Peter’s emails were terser than those of most of my other friends, dispensing with such pleasantries as ‘Hi’, ‘What have you been up to?’ and ‘Best Wishes’, but at least he made good use of the subject box and expressed himself in something approaching intelligible English. Whereas on the phone he might have gone into monosyllabic mode, paused for uncomfortably long periods and failed to express that, say, he’d enjoyed ‘There Is A Light That Never Goes Out’ by The Smiths, email seemed to loosen him up, giving his inner cultural commentator the forum for expression that it had been longing for. Either that, or he’d just really liked my tape. Peter might have failed to listen to a lot of the music I’d steered in his direction, but I had to give him his due: when he did listen to something, he really listened to it. In much the same way that I’d hoped The Best Of Grand Funk Railroad would, ‘Tom’s Peasant Island Discs 1993’, with its selection of forgotten leftfield rockers and bedsit poets, had really struck a chord with him, and before long he was quoting the soundtrack of my idiot years back to me. It was the kind of thing that, had I been Jim Eldon, would probably have had me blubbing into my keyboard, and I wished I could reciprocate by quoting from ‘This CD Will Self-Destruct’, the CD that Peter had made for me of his favourite nu-metal songs. Regrettably, though, my hearing wasn’t sharp enough to penetrate its sludge-laden guitars and Yeti-like bellowing.
‘I quite like the Kyuss track: it’s got a sort of stoner rock feel,’ I wrote of Peter’s CD. ‘Reminds me of Blue Cheer. But I’m not so sure about the one by Drowning Pool. It frightened the cats a bit. And why do Kyuss keep singing about bodies hitting the floor?’
‘It’s just a song
about death and destruction,’ Peter wrote in response. ‘It’s cool. But I think “Eyeless” by Slipknot is the coolest. I like that lyric: “You can’t see California without Marlon Brando’s eyes”.’
‘What does it mean?’ I wrote.
‘I don’t know,’ wrote Peter. ‘It’s just really . . . thoughtful.’
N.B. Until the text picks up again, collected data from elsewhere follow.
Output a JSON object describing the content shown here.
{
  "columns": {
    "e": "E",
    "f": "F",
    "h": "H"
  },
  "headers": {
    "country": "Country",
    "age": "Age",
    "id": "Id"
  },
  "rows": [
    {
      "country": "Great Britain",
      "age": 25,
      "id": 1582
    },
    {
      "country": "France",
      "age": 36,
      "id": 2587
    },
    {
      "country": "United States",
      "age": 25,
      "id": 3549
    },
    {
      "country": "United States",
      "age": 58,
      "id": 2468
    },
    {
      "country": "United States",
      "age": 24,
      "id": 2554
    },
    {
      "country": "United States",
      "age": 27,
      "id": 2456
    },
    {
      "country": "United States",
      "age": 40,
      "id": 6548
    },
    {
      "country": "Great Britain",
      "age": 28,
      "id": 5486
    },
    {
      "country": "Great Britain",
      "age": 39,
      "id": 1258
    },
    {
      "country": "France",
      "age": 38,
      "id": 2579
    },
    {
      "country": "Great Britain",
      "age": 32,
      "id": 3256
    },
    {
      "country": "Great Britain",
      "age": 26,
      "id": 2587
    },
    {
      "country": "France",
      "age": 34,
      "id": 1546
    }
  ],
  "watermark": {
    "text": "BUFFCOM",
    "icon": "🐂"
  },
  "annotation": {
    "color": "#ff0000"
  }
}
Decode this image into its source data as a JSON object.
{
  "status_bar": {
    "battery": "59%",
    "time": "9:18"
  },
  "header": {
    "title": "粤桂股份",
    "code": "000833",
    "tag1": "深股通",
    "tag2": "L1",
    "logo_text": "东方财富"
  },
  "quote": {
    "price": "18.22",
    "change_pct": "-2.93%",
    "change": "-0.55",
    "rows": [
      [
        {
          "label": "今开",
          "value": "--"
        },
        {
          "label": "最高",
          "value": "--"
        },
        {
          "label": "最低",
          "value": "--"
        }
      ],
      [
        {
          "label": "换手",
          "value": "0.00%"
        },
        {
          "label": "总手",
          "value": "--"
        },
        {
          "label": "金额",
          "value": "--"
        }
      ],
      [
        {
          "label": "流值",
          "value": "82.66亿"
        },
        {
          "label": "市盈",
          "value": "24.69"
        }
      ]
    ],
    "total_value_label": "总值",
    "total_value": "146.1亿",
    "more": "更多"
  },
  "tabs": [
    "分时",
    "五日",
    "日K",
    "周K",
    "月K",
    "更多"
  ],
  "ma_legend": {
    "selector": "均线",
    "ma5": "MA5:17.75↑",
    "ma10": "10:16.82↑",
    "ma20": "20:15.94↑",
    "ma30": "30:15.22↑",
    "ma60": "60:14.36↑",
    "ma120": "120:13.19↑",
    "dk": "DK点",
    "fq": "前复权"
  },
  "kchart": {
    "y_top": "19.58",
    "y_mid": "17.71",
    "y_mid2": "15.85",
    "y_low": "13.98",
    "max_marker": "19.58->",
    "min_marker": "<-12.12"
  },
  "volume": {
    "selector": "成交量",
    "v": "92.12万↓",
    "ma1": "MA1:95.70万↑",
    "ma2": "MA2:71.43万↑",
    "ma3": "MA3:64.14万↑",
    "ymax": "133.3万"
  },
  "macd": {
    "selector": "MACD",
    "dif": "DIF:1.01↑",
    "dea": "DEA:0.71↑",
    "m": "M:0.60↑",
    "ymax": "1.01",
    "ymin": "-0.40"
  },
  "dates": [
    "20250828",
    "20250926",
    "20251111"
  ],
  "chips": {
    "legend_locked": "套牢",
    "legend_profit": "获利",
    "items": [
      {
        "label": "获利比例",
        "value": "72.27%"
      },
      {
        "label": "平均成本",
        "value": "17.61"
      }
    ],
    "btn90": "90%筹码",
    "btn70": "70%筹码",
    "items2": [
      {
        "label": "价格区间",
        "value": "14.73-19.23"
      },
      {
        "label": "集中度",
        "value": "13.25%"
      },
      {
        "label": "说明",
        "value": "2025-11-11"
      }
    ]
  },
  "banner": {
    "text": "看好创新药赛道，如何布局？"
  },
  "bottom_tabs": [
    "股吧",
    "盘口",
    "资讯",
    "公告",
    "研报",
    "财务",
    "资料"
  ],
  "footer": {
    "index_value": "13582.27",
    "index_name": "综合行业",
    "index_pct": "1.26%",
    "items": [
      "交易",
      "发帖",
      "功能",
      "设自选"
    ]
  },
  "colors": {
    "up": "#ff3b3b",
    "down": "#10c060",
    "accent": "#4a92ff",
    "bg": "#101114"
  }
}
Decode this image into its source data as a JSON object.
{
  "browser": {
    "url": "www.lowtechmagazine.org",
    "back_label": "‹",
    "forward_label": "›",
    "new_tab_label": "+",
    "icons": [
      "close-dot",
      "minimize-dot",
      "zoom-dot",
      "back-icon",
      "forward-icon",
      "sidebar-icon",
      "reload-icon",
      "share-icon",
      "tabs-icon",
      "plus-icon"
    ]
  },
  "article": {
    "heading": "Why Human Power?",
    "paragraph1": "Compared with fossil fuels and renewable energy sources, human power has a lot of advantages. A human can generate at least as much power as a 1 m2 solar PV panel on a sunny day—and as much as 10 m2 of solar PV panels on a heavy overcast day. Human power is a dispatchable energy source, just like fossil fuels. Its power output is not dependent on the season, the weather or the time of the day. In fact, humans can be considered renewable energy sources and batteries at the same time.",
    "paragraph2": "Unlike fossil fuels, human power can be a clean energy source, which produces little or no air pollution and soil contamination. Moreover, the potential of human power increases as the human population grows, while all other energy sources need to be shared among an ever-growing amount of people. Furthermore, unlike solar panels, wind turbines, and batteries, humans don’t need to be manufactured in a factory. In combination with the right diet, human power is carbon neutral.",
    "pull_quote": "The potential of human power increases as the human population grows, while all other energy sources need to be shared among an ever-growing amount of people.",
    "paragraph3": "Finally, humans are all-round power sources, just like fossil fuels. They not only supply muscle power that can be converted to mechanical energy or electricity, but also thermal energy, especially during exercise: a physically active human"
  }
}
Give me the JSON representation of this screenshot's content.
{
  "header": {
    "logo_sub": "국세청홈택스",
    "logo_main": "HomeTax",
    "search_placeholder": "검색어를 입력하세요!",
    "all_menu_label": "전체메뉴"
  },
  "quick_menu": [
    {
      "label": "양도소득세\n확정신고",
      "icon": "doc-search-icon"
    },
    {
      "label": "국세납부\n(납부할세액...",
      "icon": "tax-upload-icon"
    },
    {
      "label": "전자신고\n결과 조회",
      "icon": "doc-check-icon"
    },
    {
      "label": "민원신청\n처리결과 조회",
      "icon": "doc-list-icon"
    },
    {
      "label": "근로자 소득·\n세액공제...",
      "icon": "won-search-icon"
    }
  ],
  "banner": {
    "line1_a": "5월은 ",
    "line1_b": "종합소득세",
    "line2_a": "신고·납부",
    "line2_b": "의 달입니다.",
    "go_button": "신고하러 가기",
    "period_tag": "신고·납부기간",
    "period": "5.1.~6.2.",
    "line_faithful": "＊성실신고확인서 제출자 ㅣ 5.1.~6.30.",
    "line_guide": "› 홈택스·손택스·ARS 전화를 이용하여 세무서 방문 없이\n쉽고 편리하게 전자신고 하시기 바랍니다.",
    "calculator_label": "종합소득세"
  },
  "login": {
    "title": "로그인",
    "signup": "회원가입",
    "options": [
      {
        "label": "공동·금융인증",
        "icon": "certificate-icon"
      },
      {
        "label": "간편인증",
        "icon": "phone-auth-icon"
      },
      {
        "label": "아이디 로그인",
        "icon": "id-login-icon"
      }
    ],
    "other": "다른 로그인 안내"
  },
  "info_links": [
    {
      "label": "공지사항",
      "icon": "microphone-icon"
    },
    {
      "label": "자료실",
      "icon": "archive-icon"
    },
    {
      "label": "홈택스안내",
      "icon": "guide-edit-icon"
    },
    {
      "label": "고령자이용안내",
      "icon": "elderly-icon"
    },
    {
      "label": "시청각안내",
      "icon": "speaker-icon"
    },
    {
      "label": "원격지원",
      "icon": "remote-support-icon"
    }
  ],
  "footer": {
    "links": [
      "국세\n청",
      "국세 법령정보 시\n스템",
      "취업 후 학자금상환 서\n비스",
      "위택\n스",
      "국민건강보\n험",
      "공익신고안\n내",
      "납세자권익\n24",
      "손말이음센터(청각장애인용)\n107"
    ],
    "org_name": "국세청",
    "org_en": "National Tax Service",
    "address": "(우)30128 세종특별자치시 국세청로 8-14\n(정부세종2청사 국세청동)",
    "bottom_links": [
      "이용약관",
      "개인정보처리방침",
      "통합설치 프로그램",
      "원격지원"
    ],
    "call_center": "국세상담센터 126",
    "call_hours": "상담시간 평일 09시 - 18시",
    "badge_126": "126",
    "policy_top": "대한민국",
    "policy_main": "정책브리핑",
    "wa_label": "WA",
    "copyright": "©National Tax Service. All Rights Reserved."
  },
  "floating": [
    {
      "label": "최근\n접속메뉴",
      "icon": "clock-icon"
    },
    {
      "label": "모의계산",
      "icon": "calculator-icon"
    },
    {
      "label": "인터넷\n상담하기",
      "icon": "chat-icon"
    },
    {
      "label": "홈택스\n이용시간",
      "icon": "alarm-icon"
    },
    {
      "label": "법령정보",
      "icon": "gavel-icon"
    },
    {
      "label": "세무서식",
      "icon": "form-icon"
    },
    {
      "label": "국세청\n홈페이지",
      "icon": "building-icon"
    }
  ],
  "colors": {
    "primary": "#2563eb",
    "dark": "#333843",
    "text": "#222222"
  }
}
Peter’s emails didn’t just feature regurgitated lyrics; they also featured impenetrable slogans and surreal statements of a totally non-music-related nature: isolated sentences, occasionally of an unnervingly political inclination, bearing no relation to the remainder of the email. These tended to confuse me, and leave me feeling uncertain as to whether or not I was required to respond to them. Examples included:
‘What do Hiroshima, Nagasaki and Baghdad have in common? Nothing . . . Yet.’
‘Salute the carrot.’
‘Open the gates. What’s inside? DARKNESS.’
‘Icons are like shoes: a matter of opinion.’
‘Blair, Bush, bomb: things that begin with B. Question: what begins with Z?’
And perhaps most perplexingly of all:
‘If a cauliflower is a dog in the animal world, what colour, in an ideal world, is a tree?’
Was Peter reaching out to me in some obscure way? I wondered. Maybe. Was he trying to get me involved in a deep philosophical discussion? Perhaps. But more likely he was just fulfilling another part of his hormonal destiny. In the end I decided it best to ignore his statements. I would probably only have had to go back to South Nottinghamshire College and read the ancient biro inscriptions on the rubber desks to find that I, too, had once felt the need to expose the wider universe to my deeper, more surreal thoughts. And what had that signified? Precisely nothing. Ten years on, what was I? An apolitical Steve Miller Band fan whose most profound daily ‘statement’ involved inventing stupid names for his cats.